Western Banks Unveil ‘Historic’ Lending Scheme for Armenia

YEREVAN (RFE/RL)–The European Bank for Reconstruction and Development (EBRD) and a leading U.S. financial services group unveiled on Friday a joint lending program for small and medium-sized Armenian companies seeking cheap credit.
The EBRD and the Citigroup financial conglomerate said they will each lend $6 million to one of Armenia’s largest commercial banks, ACBA-Credit Agricole, that will manage the scheme. Under the terms of an appropriate agreement signed in Yerevan by the three sides, ACBA-Credit Agricole will in turn use the money to extend loans to expanding small and medium-sized firms.
According to the ACBA chairman, Stepan Gishian, the maximum amount of a single loan to be provided under the scheme will be set at $300,000. He could not specify the cost of such borrowing, saying only that it will be below his bank’s current lending rates.
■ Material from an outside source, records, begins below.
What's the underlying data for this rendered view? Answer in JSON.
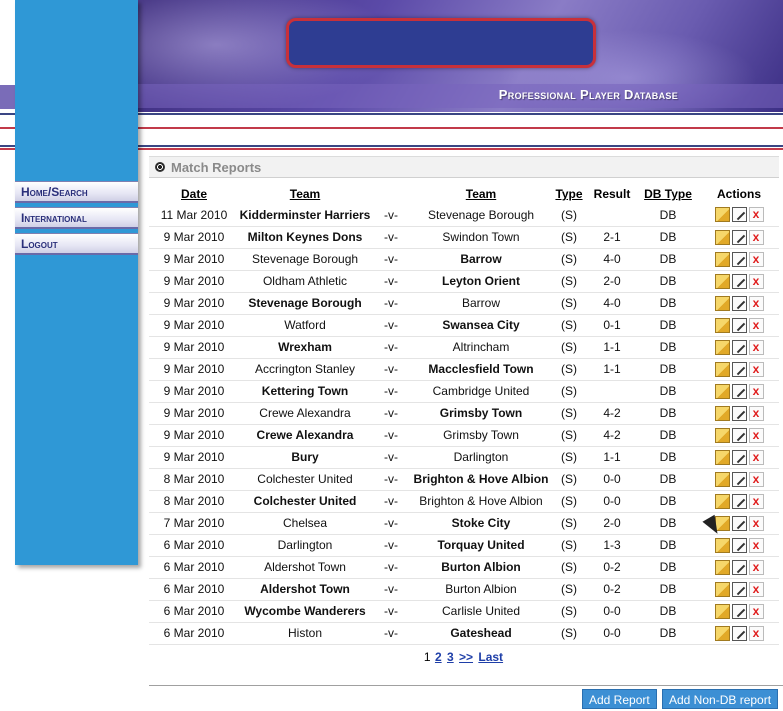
{
  "header": {
    "title": "Professional Player Database"
  },
  "nav": [
    {
      "label": "Home/Search"
    },
    {
      "label": "International"
    },
    {
      "label": "Logout"
    }
  ],
  "section": {
    "title": "Match Reports"
  },
  "table": {
    "headers": {
      "date": "Date",
      "team1": "Team",
      "team2": "Team",
      "type": "Type",
      "result": "Result",
      "dbtype": "DB Type",
      "actions": "Actions"
    },
    "rows": [
      {
        "date": "11 Mar 2010",
        "team1": "Kidderminster Harriers",
        "vs": "-v-",
        "team2": "Stevenage Borough",
        "type": "(S)",
        "result": "",
        "dbtype": "DB",
        "bold": "team1"
      },
      {
        "date": "9 Mar 2010",
        "team1": "Milton Keynes Dons",
        "vs": "-v-",
        "team2": "Swindon Town",
        "type": "(S)",
        "result": "2-1",
        "dbtype": "DB",
        "bold": "team1"
      },
      {
        "date": "9 Mar 2010",
        "team1": "Stevenage Borough",
        "vs": "-v-",
        "team2": "Barrow",
        "type": "(S)",
        "result": "4-0",
        "dbtype": "DB",
        "bold": "team2"
      },
      {
        "date": "9 Mar 2010",
        "team1": "Oldham Athletic",
        "vs": "-v-",
        "team2": "Leyton Orient",
        "type": "(S)",
        "result": "2-0",
        "dbtype": "DB",
        "bold": "team2"
      },
      {
        "date": "9 Mar 2010",
        "team1": "Stevenage Borough",
        "vs": "-v-",
        "team2": "Barrow",
        "type": "(S)",
        "result": "4-0",
        "dbtype": "DB",
        "bold": "team1"
      },
      {
        "date": "9 Mar 2010",
        "team1": "Watford",
        "vs": "-v-",
        "team2": "Swansea City",
        "type": "(S)",
        "result": "0-1",
        "dbtype": "DB",
        "bold": "team2"
      },
      {
        "date": "9 Mar 2010",
        "team1": "Wrexham",
        "vs": "-v-",
        "team2": "Altrincham",
        "type": "(S)",
        "result": "1-1",
        "dbtype": "DB",
        "bold": "team1"
      },
      {
        "date": "9 Mar 2010",
        "team1": "Accrington Stanley",
        "vs": "-v-",
        "team2": "Macclesfield Town",
        "type": "(S)",
        "result": "1-1",
        "dbtype": "DB",
        "bold": "team2"
      },
      {
        "date": "9 Mar 2010",
        "team1": "Kettering Town",
        "vs": "-v-",
        "team2": "Cambridge United",
        "type": "(S)",
        "result": "",
        "dbtype": "DB",
        "bold": "team1"
      },
      {
        "date": "9 Mar 2010",
        "team1": "Crewe Alexandra",
        "vs": "-v-",
        "team2": "Grimsby Town",
        "type": "(S)",
        "result": "4-2",
        "dbtype": "DB",
        "bold": "team2"
      },
      {
        "date": "9 Mar 2010",
        "team1": "Crewe Alexandra",
        "vs": "-v-",
        "team2": "Grimsby Town",
        "type": "(S)",
        "result": "4-2",
        "dbtype": "DB",
        "bold": "team1"
      },
      {
        "date": "9 Mar 2010",
        "team1": "Bury",
        "vs": "-v-",
        "team2": "Darlington",
        "type": "(S)",
        "result": "1-1",
        "dbtype": "DB",
        "bold": "team1"
      },
      {
        "date": "8 Mar 2010",
        "team1": "Colchester United",
        "vs": "-v-",
        "team2": "Brighton & Hove Albion",
        "type": "(S)",
        "result": "0-0",
        "dbtype": "DB",
        "bold": "team2"
      },
      {
        "date": "8 Mar 2010",
        "team1": "Colchester United",
        "vs": "-v-",
        "team2": "Brighton & Hove Albion",
        "type": "(S)",
        "result": "0-0",
        "dbtype": "DB",
        "bold": "team1"
      },
      {
        "date": "7 Mar 2010",
        "team1": "Chelsea",
        "vs": "-v-",
        "team2": "Stoke City",
        "type": "(S)",
        "result": "2-0",
        "dbtype": "DB",
        "bold": "team2"
      },
      {
        "date": "6 Mar 2010",
        "team1": "Darlington",
        "vs": "-v-",
        "team2": "Torquay United",
        "type": "(S)",
        "result": "1-3",
        "dbtype": "DB",
        "bold": "team2"
      },
      {
        "date": "6 Mar 2010",
        "team1": "Aldershot Town",
        "vs": "-v-",
        "team2": "Burton Albion",
        "type": "(S)",
        "result": "0-2",
        "dbtype": "DB",
        "bold": "team2"
      },
      {
        "date": "6 Mar 2010",
        "team1": "Aldershot Town",
        "vs": "-v-",
        "team2": "Burton Albion",
        "type": "(S)",
        "result": "0-2",
        "dbtype": "DB",
        "bold": "team1"
      },
      {
        "date": "6 Mar 2010",
        "team1": "Wycombe Wanderers",
        "vs": "-v-",
        "team2": "Carlisle United",
        "type": "(S)",
        "result": "0-0",
        "dbtype": "DB",
        "bold": "team1"
      },
      {
        "date": "6 Mar 2010",
        "team1": "Histon",
        "vs": "-v-",
        "team2": "Gateshead",
        "type": "(S)",
        "result": "0-0",
        "dbtype": "DB",
        "bold": "team2"
      }
    ],
    "action_icons": [
      "open-folder-icon",
      "edit-icon",
      "delete-icon"
    ],
    "delete_glyph": "x"
  },
  "pager": {
    "current": "1",
    "pages": [
      "2",
      "3"
    ],
    "next": ">>",
    "last": "Last"
  },
  "buttons": {
    "add_report": "Add Report",
    "add_non_db": "Add Non-DB report"
  },
  "colors": {
    "sidebar": "#2f98d6",
    "button": "#3c8fd4",
    "nav_text": "#2a2f7a",
    "accent_red": "#c23a4a"
  }
}
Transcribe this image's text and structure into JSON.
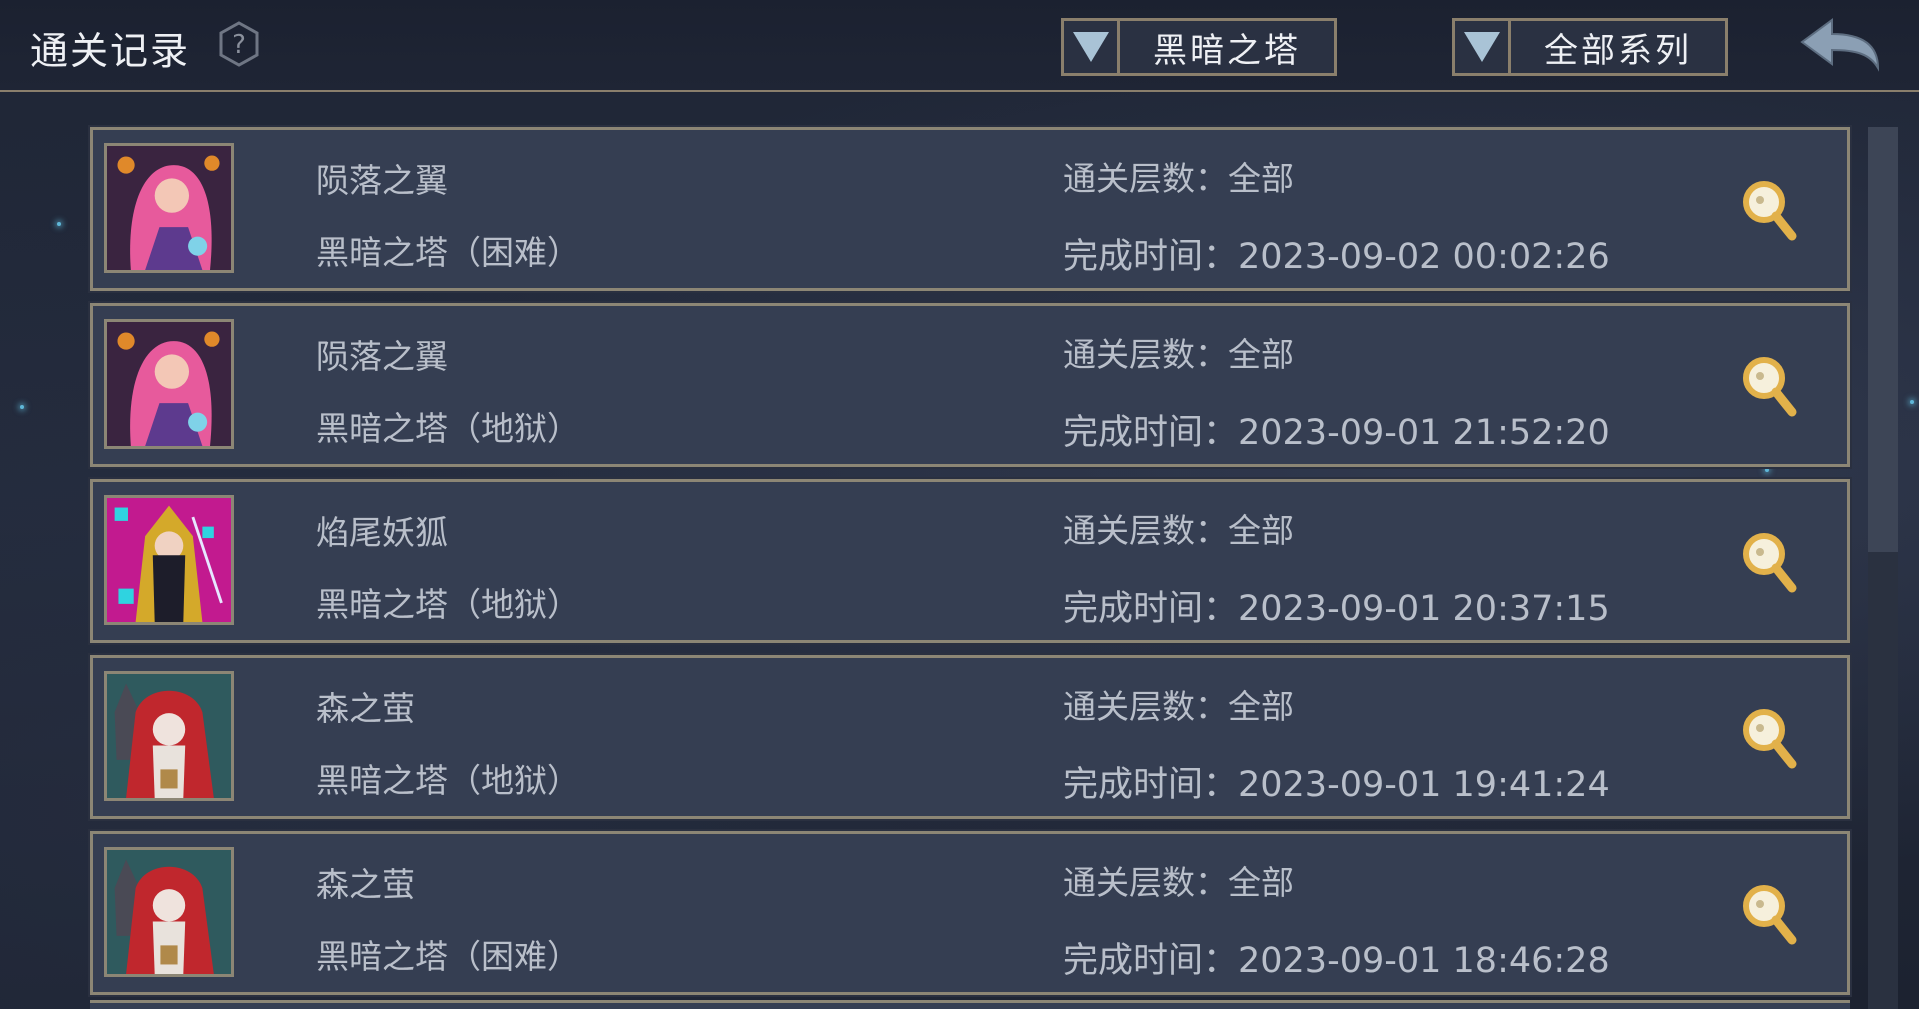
{
  "header": {
    "title": "通关记录",
    "tower_filter": "黑暗之塔",
    "series_filter": "全部系列"
  },
  "colors": {
    "background": "#1e2433",
    "card": "#353e52",
    "border": "#8c8675",
    "text": "#b9bfca",
    "magnifier": "#e2b14a"
  },
  "records": [
    {
      "avatar": "pink-haired-witch",
      "name": "陨落之翼",
      "mode": "黑暗之塔（困难）",
      "floors": "通关层数：全部",
      "time": "完成时间：2023-09-02 00:02:26"
    },
    {
      "avatar": "pink-haired-witch",
      "name": "陨落之翼",
      "mode": "黑暗之塔（地狱）",
      "floors": "通关层数：全部",
      "time": "完成时间：2023-09-01 21:52:20"
    },
    {
      "avatar": "fox-tail-archer",
      "name": "焰尾妖狐",
      "mode": "黑暗之塔（地狱）",
      "floors": "通关层数：全部",
      "time": "完成时间：2023-09-01 20:37:15"
    },
    {
      "avatar": "red-hood-girl",
      "name": "森之萤",
      "mode": "黑暗之塔（地狱）",
      "floors": "通关层数：全部",
      "time": "完成时间：2023-09-01 19:41:24"
    },
    {
      "avatar": "red-hood-girl",
      "name": "森之萤",
      "mode": "黑暗之塔（困难）",
      "floors": "通关层数：全部",
      "time": "完成时间：2023-09-01 18:46:28"
    }
  ]
}
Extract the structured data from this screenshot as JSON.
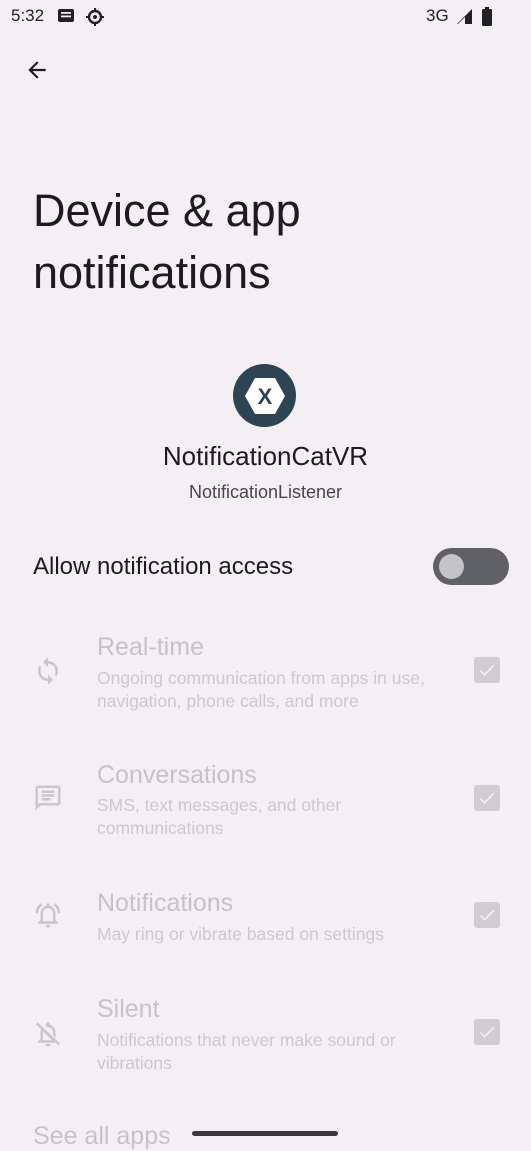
{
  "status_bar": {
    "time": "5:32",
    "network": "3G"
  },
  "header": {
    "title": "Device & app notifications"
  },
  "app": {
    "name": "NotificationCatVR",
    "subtitle": "NotificationListener",
    "icon_letter": "X"
  },
  "access": {
    "label": "Allow notification access",
    "enabled": false
  },
  "preferences": [
    {
      "title": "Real-time",
      "description": "Ongoing communication from apps in use, navigation, phone calls, and more",
      "icon": "sync-icon",
      "checked": true
    },
    {
      "title": "Conversations",
      "description": "SMS, text messages, and other communications",
      "icon": "chat-icon",
      "checked": true
    },
    {
      "title": "Notifications",
      "description": "May ring or vibrate based on settings",
      "icon": "ringing-bell-icon",
      "checked": true
    },
    {
      "title": "Silent",
      "description": "Notifications that never make sound or vibrations",
      "icon": "bell-off-icon",
      "checked": true
    }
  ],
  "footer": {
    "see_all": "See all apps"
  }
}
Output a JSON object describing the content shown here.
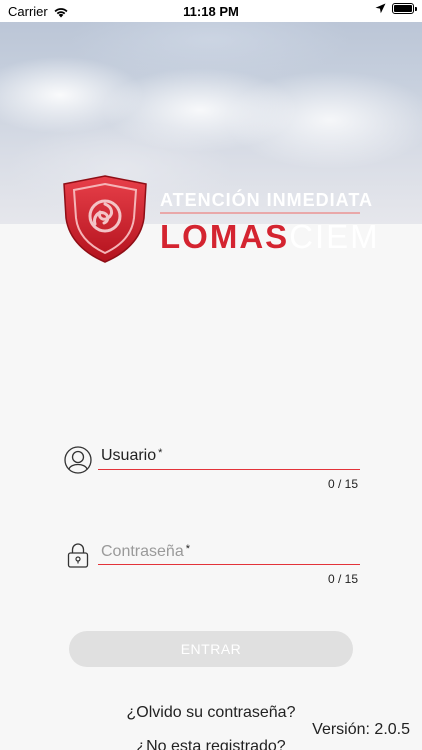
{
  "status_bar": {
    "carrier": "Carrier",
    "time": "11:18 PM"
  },
  "logo": {
    "tagline": "ATENCIÓN INMEDIATA",
    "brand_primary": "LOMAS",
    "brand_secondary": "CIEM",
    "brand_color": "#d42430"
  },
  "form": {
    "username": {
      "label": "Usuario",
      "required_mark": "*",
      "counter": "0 / 15",
      "icon": "user-icon"
    },
    "password": {
      "label": "Contraseña",
      "required_mark": "*",
      "counter": "0 / 15",
      "icon": "lock-icon"
    },
    "submit_label": "ENTRAR",
    "underline_color": "#e3333a"
  },
  "links": {
    "forgot_password": "¿Olvido su contraseña?",
    "register": "¿No esta registrado?"
  },
  "version": "Versión: 2.0.5"
}
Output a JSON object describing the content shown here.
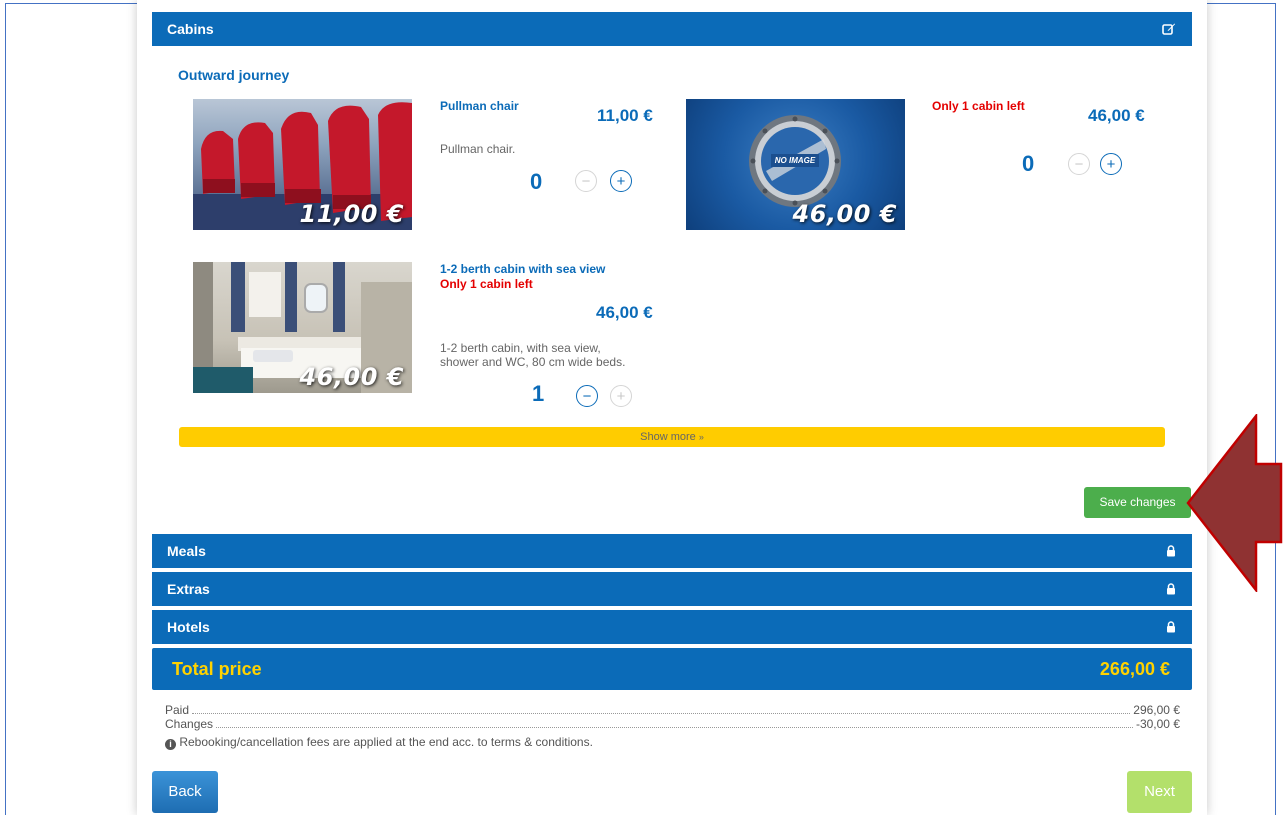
{
  "cabins_section": {
    "title": "Cabins",
    "edit_icon": "edit-icon"
  },
  "outward": {
    "title": "Outward journey"
  },
  "items": [
    {
      "name": "Pullman chair",
      "price": "11,00 €",
      "description": "Pullman chair.",
      "quantity": "0",
      "image_price": "11,00 €"
    },
    {
      "name": "",
      "availability": "Only 1 cabin left",
      "price": "46,00 €",
      "quantity": "0",
      "image_price": "46,00 €",
      "image_text": "NO IMAGE"
    },
    {
      "name": "1-2 berth cabin with sea view",
      "availability": "Only 1 cabin left",
      "price": "46,00 €",
      "description_line1": "1-2 berth cabin, with sea view,",
      "description_line2": "shower and WC, 80 cm wide beds.",
      "quantity": "1",
      "image_price": "46,00 €"
    }
  ],
  "show_more": "Show more ",
  "save_changes": "Save changes",
  "sections": [
    {
      "title": "Meals",
      "icon": "lock-icon"
    },
    {
      "title": "Extras",
      "icon": "lock-icon"
    },
    {
      "title": "Hotels",
      "icon": "lock-icon"
    }
  ],
  "total": {
    "label": "Total price",
    "value": "266,00 €"
  },
  "summary": {
    "paid_label": "Paid",
    "paid_value": "296,00 €",
    "changes_label": "Changes",
    "changes_value": "-30,00 €",
    "note": "Rebooking/cancellation fees are applied at the end acc. to terms & conditions."
  },
  "nav": {
    "back": "Back",
    "next": "Next"
  },
  "colors": {
    "primary": "#0b6bb8",
    "accent_yellow": "#ffcc00",
    "save_green": "#4cae4c",
    "warning_red": "#e40000",
    "arrow": "#8f3232"
  }
}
ACBA, in which the French bank Credit Agricole is the principal shareholder, currently makes loans repayable in up to five years, with interest rates varying from 16 to 22 percent. With inflation in Armenia remaining in single digits and the national currency increasingly strong, such rates are hardly affordable for many small firms.
Officials present at the signing ceremony, emphasized the fact that it is the first time that an Armenian bank borrows a substantial amount of cash from a Western bank on a commercial basis. “We are talking about purely market-based relations,” Gishian said, pointing out that similar lending programs have until now been implemented in Armenia only by non-commercial development institutions like the EBRD and the World Bank.
Michael Weinstein, head of the EBRD office in Yerevan, described the deal as a “historic” event for Armenia. He said the London-based lending agency helped to negotiate it as part of its growing presence in the country. “We now pay a lot of attention to the Caucasus region and Armenia in particular,” he said. “We hope that our involvement in Armenia will continue and deepen.”
The EBRD has spent some $180 million on loans to and equity purchases in various Armenian companies ever since it opened an office in Yerevan in the mid-1990s. A large part of the sum has reached the country in the past few years.